I found this doc from Sifive/Starfive that explains the L2 prefetcher in detail in U74-MC (previous Gen):
See Chapter 13.2.5
Now we have private L1/L2 and shared L3, but I assume some terminology still applies. It’s far more readable than the TRM released by ESWIN.
drmpeg’s code suffered significant perf regression – took ~2x the time to finish. I did some tweak and found that you don’t need that many tweaks to L1/L2 prefetcher to boost the STREAM workload and, in the meantime, penalize drmpeg’s LDPC workload. Based on the original value of CSR 0x7c3 and 0x7c4 before patch hifive-premier-p550: opensbi: Modify CSR registers · sifiveinc/meta-sifive@9759264 · GitHub, increase maxL1PFDist a little bit is all you need to boost STREAM performance.

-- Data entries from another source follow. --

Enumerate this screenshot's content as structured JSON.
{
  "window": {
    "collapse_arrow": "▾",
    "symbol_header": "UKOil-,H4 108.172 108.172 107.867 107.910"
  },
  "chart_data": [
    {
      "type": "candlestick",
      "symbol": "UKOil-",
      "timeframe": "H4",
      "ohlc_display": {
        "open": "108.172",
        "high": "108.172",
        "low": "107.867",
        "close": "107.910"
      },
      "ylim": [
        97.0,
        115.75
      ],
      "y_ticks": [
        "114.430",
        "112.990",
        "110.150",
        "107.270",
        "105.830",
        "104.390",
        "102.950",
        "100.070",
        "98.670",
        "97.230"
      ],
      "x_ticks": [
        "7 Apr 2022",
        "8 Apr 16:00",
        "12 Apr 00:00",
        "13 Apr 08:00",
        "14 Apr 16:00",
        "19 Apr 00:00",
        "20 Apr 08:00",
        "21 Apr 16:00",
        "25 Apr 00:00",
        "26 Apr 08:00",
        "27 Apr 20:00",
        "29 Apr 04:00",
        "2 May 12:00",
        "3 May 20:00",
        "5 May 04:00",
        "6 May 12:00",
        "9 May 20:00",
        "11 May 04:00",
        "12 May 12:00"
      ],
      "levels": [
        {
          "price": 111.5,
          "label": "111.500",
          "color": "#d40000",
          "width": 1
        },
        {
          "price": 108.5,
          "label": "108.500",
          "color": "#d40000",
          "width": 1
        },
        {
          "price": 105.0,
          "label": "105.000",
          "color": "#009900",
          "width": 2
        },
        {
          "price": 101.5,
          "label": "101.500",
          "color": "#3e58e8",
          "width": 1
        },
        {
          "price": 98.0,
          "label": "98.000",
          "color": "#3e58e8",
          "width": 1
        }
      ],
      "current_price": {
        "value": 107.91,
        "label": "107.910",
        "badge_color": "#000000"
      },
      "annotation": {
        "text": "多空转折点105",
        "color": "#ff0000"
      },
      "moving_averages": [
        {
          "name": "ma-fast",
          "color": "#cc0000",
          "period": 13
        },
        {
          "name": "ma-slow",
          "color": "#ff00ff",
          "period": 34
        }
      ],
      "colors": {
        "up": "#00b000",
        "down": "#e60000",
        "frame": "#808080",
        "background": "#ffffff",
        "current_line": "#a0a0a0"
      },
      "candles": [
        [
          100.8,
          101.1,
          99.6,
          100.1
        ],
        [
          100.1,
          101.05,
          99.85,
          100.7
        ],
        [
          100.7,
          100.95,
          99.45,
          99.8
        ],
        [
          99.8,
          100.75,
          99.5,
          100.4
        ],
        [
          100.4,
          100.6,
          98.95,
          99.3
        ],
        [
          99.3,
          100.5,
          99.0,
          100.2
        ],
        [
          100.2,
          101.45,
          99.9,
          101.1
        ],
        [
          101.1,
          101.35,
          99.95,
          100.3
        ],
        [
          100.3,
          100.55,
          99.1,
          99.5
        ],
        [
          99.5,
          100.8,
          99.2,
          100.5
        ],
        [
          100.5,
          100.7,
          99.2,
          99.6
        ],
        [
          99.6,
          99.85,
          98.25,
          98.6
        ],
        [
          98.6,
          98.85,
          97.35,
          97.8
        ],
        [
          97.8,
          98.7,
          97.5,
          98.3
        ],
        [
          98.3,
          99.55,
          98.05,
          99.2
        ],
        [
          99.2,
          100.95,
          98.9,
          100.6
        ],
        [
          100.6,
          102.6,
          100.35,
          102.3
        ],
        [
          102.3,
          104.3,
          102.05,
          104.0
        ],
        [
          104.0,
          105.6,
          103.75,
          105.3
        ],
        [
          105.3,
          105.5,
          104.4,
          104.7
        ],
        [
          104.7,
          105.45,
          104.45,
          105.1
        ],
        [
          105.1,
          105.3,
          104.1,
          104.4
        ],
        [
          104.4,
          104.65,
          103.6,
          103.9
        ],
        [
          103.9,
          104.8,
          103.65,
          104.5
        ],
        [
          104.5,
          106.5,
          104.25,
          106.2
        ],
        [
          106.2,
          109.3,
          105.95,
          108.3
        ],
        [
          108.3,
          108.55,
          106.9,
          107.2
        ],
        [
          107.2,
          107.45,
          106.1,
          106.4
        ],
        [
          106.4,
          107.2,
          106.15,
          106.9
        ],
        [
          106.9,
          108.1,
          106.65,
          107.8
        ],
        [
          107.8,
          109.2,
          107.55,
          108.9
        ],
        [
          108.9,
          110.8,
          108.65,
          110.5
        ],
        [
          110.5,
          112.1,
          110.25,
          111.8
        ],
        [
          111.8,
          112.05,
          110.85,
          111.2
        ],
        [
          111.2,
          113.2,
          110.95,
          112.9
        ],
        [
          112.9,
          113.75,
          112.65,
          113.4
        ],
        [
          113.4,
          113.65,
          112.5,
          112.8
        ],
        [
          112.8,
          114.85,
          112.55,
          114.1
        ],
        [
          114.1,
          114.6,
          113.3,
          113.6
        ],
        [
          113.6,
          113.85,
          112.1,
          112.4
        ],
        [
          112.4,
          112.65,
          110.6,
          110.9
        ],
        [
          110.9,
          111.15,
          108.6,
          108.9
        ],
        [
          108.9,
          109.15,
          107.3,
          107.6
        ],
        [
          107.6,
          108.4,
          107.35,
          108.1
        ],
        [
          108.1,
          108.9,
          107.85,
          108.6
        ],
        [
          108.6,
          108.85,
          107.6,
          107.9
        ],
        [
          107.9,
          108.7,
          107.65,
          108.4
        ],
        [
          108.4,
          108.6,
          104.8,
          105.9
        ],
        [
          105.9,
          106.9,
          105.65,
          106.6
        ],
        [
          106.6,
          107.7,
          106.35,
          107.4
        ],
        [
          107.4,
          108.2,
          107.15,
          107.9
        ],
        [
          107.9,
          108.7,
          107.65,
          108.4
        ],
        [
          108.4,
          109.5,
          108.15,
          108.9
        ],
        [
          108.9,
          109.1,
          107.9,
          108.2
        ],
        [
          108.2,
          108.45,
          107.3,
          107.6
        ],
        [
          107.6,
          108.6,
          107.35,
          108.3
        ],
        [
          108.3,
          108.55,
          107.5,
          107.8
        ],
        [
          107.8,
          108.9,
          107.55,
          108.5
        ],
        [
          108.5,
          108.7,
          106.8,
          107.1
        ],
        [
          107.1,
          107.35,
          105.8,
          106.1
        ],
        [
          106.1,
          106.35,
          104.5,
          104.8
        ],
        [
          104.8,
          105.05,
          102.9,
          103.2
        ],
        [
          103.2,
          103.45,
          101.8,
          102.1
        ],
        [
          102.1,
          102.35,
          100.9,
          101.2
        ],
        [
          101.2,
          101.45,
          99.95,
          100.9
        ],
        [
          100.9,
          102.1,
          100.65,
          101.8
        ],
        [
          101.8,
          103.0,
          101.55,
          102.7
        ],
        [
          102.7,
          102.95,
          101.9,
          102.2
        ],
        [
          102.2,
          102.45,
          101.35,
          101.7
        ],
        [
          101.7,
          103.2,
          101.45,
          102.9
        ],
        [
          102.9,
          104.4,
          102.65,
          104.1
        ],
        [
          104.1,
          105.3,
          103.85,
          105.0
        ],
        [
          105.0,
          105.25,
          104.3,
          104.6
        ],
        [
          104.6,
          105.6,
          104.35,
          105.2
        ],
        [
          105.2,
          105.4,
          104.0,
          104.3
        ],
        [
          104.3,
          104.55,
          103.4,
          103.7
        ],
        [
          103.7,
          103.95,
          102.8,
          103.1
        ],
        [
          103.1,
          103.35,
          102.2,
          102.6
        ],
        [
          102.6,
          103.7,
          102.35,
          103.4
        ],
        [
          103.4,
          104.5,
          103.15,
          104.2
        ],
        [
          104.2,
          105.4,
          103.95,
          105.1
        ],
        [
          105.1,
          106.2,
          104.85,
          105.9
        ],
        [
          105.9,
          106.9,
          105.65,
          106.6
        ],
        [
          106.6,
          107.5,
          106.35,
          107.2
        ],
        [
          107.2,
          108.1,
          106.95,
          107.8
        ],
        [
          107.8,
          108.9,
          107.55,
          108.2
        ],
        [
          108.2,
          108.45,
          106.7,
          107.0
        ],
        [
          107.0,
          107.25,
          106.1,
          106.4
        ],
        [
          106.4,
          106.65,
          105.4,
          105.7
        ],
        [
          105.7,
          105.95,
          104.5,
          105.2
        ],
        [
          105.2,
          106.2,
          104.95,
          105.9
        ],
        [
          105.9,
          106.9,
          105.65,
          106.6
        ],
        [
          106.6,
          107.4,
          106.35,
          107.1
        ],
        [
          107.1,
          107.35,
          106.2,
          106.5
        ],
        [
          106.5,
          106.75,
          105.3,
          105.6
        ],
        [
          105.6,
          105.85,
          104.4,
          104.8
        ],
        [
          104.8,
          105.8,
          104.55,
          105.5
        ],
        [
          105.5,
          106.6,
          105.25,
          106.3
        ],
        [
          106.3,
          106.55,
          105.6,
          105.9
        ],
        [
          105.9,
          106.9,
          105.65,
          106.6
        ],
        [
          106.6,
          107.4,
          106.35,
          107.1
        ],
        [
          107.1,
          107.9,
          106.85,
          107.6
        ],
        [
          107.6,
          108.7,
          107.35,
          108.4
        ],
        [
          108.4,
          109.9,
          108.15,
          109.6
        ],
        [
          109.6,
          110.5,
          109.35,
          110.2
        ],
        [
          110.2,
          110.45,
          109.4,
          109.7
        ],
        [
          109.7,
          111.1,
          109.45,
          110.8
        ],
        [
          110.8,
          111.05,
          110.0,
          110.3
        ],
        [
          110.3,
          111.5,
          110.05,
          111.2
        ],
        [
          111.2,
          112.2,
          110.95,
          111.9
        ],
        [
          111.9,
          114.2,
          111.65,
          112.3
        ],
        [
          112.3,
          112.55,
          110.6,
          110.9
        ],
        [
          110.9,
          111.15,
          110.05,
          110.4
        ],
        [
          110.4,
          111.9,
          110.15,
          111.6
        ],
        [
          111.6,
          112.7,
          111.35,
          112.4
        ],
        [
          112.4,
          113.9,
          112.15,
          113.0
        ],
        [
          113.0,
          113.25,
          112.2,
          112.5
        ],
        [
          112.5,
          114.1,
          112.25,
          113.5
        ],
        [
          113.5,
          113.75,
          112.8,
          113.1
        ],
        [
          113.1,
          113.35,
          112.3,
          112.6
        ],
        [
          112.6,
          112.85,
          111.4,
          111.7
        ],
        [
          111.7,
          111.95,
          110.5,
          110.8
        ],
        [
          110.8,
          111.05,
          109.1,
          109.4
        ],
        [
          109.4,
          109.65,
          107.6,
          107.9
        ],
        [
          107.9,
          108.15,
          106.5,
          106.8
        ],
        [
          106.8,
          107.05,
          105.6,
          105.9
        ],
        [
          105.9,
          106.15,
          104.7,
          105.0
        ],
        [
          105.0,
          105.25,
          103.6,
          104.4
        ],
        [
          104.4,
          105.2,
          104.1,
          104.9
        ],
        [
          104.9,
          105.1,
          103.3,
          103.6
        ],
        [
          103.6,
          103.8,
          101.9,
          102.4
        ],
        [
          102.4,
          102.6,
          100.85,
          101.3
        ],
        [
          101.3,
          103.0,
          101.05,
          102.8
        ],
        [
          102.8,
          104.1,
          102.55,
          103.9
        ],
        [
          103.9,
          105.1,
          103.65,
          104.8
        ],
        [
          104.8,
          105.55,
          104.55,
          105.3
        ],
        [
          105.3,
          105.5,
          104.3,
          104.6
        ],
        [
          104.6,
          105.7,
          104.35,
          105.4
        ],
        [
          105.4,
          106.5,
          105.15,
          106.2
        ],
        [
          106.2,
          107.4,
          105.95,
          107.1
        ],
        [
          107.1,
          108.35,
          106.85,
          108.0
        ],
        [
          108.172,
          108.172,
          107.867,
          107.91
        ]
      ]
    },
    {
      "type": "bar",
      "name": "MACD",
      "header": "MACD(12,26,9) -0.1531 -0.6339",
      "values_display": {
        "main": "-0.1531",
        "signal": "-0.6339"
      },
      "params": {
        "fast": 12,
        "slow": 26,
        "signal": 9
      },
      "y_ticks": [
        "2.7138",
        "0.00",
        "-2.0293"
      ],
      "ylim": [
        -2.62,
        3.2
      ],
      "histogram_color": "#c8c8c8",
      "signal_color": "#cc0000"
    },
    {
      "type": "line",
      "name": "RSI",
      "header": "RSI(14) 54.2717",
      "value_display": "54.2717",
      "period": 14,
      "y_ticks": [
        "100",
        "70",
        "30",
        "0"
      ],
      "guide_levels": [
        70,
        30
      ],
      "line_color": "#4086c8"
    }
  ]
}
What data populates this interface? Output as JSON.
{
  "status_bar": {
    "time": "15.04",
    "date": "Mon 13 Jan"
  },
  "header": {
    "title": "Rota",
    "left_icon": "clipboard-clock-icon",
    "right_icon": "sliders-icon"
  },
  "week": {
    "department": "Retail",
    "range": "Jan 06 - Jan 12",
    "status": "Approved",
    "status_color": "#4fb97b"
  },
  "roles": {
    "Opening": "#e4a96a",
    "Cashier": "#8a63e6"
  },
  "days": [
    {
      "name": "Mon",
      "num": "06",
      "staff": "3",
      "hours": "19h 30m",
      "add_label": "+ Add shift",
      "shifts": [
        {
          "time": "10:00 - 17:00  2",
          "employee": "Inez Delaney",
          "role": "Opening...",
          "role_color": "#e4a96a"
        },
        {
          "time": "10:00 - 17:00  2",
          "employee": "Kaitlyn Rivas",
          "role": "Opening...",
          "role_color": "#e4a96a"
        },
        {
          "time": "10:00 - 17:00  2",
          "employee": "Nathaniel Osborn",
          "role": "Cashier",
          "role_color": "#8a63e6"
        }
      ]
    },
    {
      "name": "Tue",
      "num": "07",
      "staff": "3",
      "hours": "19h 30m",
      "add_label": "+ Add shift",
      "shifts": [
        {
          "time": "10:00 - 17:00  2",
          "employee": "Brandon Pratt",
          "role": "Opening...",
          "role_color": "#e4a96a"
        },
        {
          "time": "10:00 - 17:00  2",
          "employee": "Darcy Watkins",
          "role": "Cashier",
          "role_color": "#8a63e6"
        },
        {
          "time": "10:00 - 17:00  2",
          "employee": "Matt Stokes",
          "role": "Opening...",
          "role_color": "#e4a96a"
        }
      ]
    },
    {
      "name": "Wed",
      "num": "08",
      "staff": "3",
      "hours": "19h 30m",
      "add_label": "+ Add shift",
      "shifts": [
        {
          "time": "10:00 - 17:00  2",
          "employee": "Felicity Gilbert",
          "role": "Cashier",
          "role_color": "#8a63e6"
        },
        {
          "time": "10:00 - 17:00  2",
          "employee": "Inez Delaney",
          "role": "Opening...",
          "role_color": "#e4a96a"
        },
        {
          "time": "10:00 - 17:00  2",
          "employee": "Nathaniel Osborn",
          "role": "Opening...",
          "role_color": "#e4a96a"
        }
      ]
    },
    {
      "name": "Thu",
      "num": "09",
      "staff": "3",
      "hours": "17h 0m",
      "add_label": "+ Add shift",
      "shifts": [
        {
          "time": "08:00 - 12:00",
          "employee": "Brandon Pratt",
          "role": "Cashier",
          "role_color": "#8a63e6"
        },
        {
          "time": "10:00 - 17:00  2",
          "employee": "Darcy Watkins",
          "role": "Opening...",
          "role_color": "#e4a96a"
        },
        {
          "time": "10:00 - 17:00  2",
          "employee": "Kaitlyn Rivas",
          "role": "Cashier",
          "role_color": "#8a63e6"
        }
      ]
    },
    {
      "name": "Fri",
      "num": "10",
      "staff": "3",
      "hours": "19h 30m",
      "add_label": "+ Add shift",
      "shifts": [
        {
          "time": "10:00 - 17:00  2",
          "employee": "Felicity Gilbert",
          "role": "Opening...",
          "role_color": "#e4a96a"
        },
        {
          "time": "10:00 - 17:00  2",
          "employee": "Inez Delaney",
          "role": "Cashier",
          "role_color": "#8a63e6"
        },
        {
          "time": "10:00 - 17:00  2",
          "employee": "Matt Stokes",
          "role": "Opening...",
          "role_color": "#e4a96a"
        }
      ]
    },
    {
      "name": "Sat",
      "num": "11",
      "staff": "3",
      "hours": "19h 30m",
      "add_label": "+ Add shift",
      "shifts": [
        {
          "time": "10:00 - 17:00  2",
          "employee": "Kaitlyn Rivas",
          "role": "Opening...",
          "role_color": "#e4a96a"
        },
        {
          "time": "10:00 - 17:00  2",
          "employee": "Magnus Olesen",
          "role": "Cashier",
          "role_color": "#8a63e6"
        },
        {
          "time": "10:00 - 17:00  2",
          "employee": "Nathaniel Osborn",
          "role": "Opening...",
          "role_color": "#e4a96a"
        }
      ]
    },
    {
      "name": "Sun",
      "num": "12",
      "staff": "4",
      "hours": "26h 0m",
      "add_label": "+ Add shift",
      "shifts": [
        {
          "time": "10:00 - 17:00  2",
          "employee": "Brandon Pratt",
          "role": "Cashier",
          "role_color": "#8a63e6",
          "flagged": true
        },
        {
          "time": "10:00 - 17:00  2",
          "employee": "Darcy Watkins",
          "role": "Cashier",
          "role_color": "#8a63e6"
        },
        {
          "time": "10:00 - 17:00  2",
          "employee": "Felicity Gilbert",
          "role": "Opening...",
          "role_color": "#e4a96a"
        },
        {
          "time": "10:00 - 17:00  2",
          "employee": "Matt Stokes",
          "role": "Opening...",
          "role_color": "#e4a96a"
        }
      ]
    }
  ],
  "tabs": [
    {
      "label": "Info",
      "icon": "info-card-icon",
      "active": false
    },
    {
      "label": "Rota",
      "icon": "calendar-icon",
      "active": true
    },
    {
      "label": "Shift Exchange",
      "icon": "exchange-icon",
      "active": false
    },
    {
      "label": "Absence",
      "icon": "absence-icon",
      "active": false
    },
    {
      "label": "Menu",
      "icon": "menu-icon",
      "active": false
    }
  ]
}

I tried to set it to 2 or 3, and I got pretty good STREAM perf (on par with the new firmware release), and didn’t see noticeable regression with LDPC. ESWIN/Sifive needs to do more testing to make L1/L2 prefetcher settings fitting wider range of workloads. Even better, provide a SBI interface so it can be adjusted without having to flash a new firmware.
FYI: My current setting:
0x7c3: 0x1005c1be649 {
"reg": "0x7c3",
"name": "L1 Prefetcher CSR",
"fields": {
"l1pfEnable": 1,
"window": 36,
"initialDist": 12,
"maxAllowedDist": 31,
"linToExpThrd": 3,
"qFullnessThrdL1": 14,
"hitCacheThrdL1": 2,
"hitMSHRThrdL1": 0,
"issueBubble": 0,
"maxL1PFDist": 2,
"forgiveThrd": 0,
"numL1PFIssQEnt": 0
}
}
0x7c4: 0x929f {
"reg": "0x7c4",
"name": "L1 Prefetcher CSR",
"fields": {
"l2pfEnable": 1,
"qFullnessThrdL2": 15,
"hitCacheThrdL2": 20,
"hitMSHRThrdL2": 4,
"numL2PFIssQEnt": 2
}
}